Waltosz built a strong relationship between volunteer and career firefighters in the area.
“He was very well-respected by the fellow volunteers and by the career firefighters,” McDaniel said. “A lot of the career firefighters in the agency either had a direct or indirect relationship with him.”
Despite the serious role, McDaniel remembered Waltosz as a genial man dedicated to family and firefighting. The longtime volunteer firefighter also made up nicknames for colleagues as a friendly gesture.
“He had a great deal of influence on a lot of people,” McDaniel said. “He was just a great guy to be around.”
In December 2007, EFR leaders established the Volunteer Battalion Chief John Waltosz Inspiration Award as a testament to Waltosz’s service.

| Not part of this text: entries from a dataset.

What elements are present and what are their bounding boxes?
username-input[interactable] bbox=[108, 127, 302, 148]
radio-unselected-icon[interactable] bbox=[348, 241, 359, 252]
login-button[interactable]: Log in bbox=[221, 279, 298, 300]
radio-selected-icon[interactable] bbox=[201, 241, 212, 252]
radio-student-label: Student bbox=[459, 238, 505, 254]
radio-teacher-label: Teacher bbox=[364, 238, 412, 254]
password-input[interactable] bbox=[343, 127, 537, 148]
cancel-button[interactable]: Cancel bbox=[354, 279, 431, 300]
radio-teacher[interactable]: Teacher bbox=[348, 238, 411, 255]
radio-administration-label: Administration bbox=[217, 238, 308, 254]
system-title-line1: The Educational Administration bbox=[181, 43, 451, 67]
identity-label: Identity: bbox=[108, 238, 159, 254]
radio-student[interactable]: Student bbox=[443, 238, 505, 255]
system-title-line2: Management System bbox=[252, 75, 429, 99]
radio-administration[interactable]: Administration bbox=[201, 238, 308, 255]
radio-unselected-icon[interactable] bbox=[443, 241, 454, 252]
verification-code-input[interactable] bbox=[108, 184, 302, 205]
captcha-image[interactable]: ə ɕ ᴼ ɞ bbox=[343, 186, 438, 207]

In a final honor to the longtime volunteer firefighter, EFR officials planned for firefighters to participate in Waltosz’s funeral procession and for a fire agency aid vehicle to carry his casket from the funeral service to Tahoma National Cemetery in Kent.
McDaniel, the inaugural recipient of the inspiration award, said Waltosz’s experience in the military, business and public sectors offered a breadth of experience to EFR. The experience came in handy as the fire service evolved and the region added residents.
“He’s the guy you would want someone new in the agency to be sat down with when they first came in,” McDaniel said. “That was one of John’s biggest strong points — the fact that he knew the fire service and he wanted to make sure that everyone that became a part of it would take on that same attitude and that respect for it.”